Today, the Telegraph published an interview with Nigel in which he says “Let me lead the ‘out’ campaign in the EU referendum”
Nigel shows a certain impatience with voices like those of Redwood and Oborne:
“The No campaign needs to get itself moving. All this nonsense from very snobby Tories that we should not dominate the campaign and I should go on holiday for six months – forget it!”
In terms of UKIP’s plans to get the Campaign going, the interview reports that Nigel will launch a campaign at a meeting with UKIP activists today. He will say:
“We are going to take the lead, we are going to get cracking. But we will at all times invite others to come along and share the platform with us. We will be launching a massive series of public events and meetings all over the country starting in September. These will be public meetings. They will be live web streamed. We are going to be busy, delivering leaflets through the doors by the million. We are not prepared to stand around and wait.”

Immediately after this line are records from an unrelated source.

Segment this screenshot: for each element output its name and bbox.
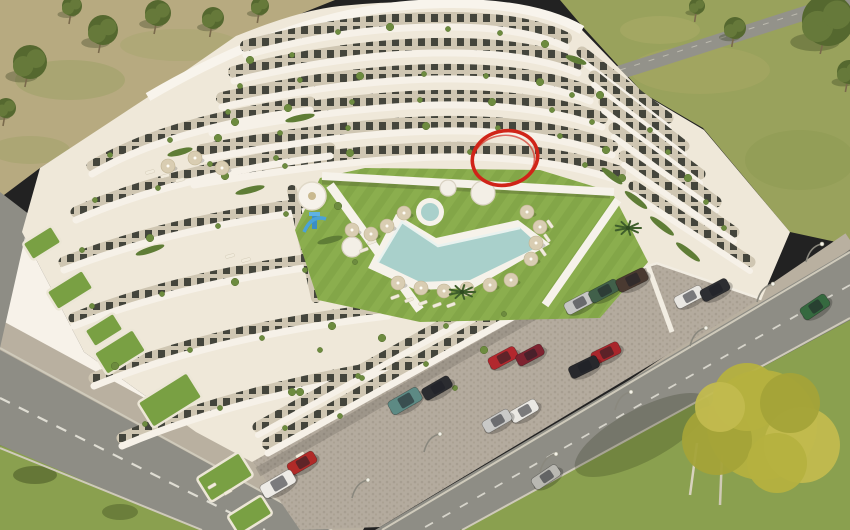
tree-foliage [4, 101, 15, 112]
lamp-head [771, 282, 775, 286]
scene-canvas [0, 0, 850, 530]
parasol-pole [386, 225, 389, 228]
shrub [92, 197, 97, 202]
shrub [541, 40, 549, 48]
shrub [207, 161, 212, 166]
tree-foliage [27, 49, 46, 68]
shrub [703, 199, 708, 204]
shrub [569, 92, 574, 97]
shrub [79, 247, 84, 252]
lamp-head [366, 478, 370, 482]
big-tree-foliage [695, 382, 745, 432]
bush-shadow [102, 504, 138, 520]
shrub [297, 77, 302, 82]
shrub [536, 78, 544, 86]
shrub [328, 322, 336, 330]
shrub [684, 174, 692, 182]
parasol-pole [370, 233, 373, 236]
shrub [582, 162, 587, 167]
tree-foliage [733, 20, 745, 32]
shrub [721, 225, 726, 230]
gazebo-table [308, 192, 316, 200]
parasol-pole [539, 226, 542, 229]
shrub [215, 223, 220, 228]
field-texture [620, 16, 700, 44]
shrub [334, 202, 342, 210]
shrub [231, 278, 239, 286]
shrub [246, 56, 254, 64]
shrub [155, 185, 160, 190]
shrub [111, 362, 119, 370]
shrub [421, 71, 426, 76]
parasol-pole [526, 211, 529, 214]
shrub [378, 334, 386, 342]
slide-roof [309, 212, 320, 216]
shrub [443, 323, 448, 328]
shrub [335, 29, 340, 34]
shrub [283, 211, 288, 216]
shrub [497, 30, 502, 35]
shrub [557, 133, 562, 138]
parasol-pole [194, 157, 197, 160]
round-planter [440, 180, 456, 196]
shrub [288, 388, 296, 396]
shrub [217, 405, 222, 410]
parasol-pole [535, 242, 538, 245]
shrub [214, 134, 222, 142]
shrub [352, 259, 357, 264]
parasol-pole [221, 167, 224, 170]
shrub [259, 335, 264, 340]
shrub [501, 311, 506, 316]
shrub [187, 347, 192, 352]
shrub [417, 97, 422, 102]
shrub [289, 52, 294, 57]
shrub [596, 91, 604, 99]
shrub [142, 421, 147, 426]
lamp-head [438, 432, 442, 436]
shrub [386, 23, 394, 31]
shrub [356, 72, 364, 80]
shrub [146, 234, 154, 242]
shrub [665, 149, 670, 154]
shrub [89, 303, 94, 308]
shrub [282, 425, 287, 430]
tree-foliage [100, 19, 117, 36]
jacuzzi-pool [421, 203, 439, 221]
shrub [277, 130, 282, 135]
shrub [231, 118, 239, 126]
tree-foliage [695, 0, 704, 9]
shrub [302, 267, 307, 272]
parasol-pole [167, 165, 170, 168]
shrub [282, 163, 287, 168]
tree-foliage [155, 3, 169, 17]
shrub [296, 388, 304, 396]
shrub [346, 149, 354, 157]
shrub [273, 155, 278, 160]
shrub [345, 125, 350, 130]
shrub [589, 119, 594, 124]
shrub [337, 413, 342, 418]
shrub [480, 346, 488, 354]
parasol-pole [489, 284, 492, 287]
lamp-head [704, 326, 708, 330]
shrub [237, 83, 242, 88]
shrub [317, 347, 322, 352]
big-tree-foliage [747, 433, 807, 493]
shrub [107, 152, 112, 157]
parasol-pole [351, 229, 354, 232]
palm-crown [626, 226, 630, 230]
shrub [488, 98, 496, 106]
shrub [422, 122, 430, 130]
shrub [359, 375, 364, 380]
lamp-head [554, 452, 558, 456]
shrub [167, 137, 172, 142]
shrub [647, 127, 652, 132]
shrub [483, 73, 488, 78]
shrub [159, 291, 164, 296]
parasol-pole [403, 212, 406, 215]
lamp-head [820, 242, 824, 246]
shrub [349, 99, 354, 104]
parasol-pole [397, 282, 400, 285]
aerial-render-image [0, 0, 850, 530]
round-planter [342, 237, 362, 257]
shrub [445, 26, 450, 31]
palm-crown [460, 290, 464, 294]
tree-foliage [211, 10, 223, 22]
shrub [225, 109, 230, 114]
lamp-head [629, 390, 633, 394]
shrub [284, 104, 292, 112]
parasol-pole [443, 290, 446, 293]
field-texture [745, 130, 850, 190]
parasol-pole [420, 287, 423, 290]
shrub [602, 146, 610, 154]
parasol-pole [530, 258, 533, 261]
shrub [549, 107, 554, 112]
shrub [423, 361, 428, 366]
big-tree-foliage [760, 373, 820, 433]
parasol-pole [510, 279, 513, 282]
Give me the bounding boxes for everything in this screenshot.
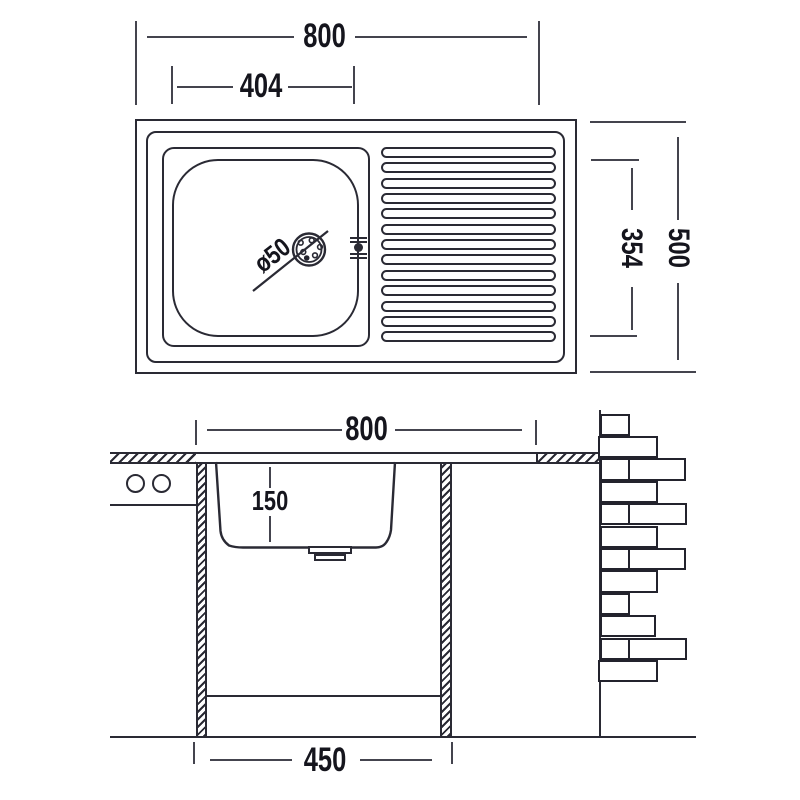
drainboard-ridge [381, 270, 556, 281]
dim-800b-line-left [207, 429, 342, 431]
dim-404-line-right [288, 86, 352, 88]
dim-500-ext-bottom [590, 371, 696, 373]
sink-bowl-section [205, 458, 405, 563]
dim-label-bowl-width: 404 [240, 71, 282, 101]
floor-line [110, 736, 696, 738]
dim-label-overall-width-section: 800 [344, 414, 390, 444]
dim-500-line-bottom [677, 283, 679, 360]
dim-800-line-right [355, 36, 527, 38]
drainboard-ridge [381, 285, 556, 296]
dim-800-ext-left [135, 21, 137, 105]
brick [600, 638, 630, 660]
dim-354-line-top [631, 168, 633, 210]
brick [600, 570, 658, 592]
drainboard-ridge [381, 208, 556, 219]
dim-354-ext-top [591, 159, 639, 161]
dim-404-ext-left [171, 66, 173, 104]
dim-450-line-left [210, 759, 292, 761]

The “drip, drip, drip” of continuous Pro-EU propaganda from the likes of the BBC, Murdoch’s media empire, a majority of MPs and Ministers, the EU itself and outfits like British Influence is there already.
I am certain that more will join in the debate over how the “Out” (or “No” if you prefer) campaign will be run, and who will lead it, but Nigel is right on one thing:
Whoever leads it, the campaign to save Britain has to start right now.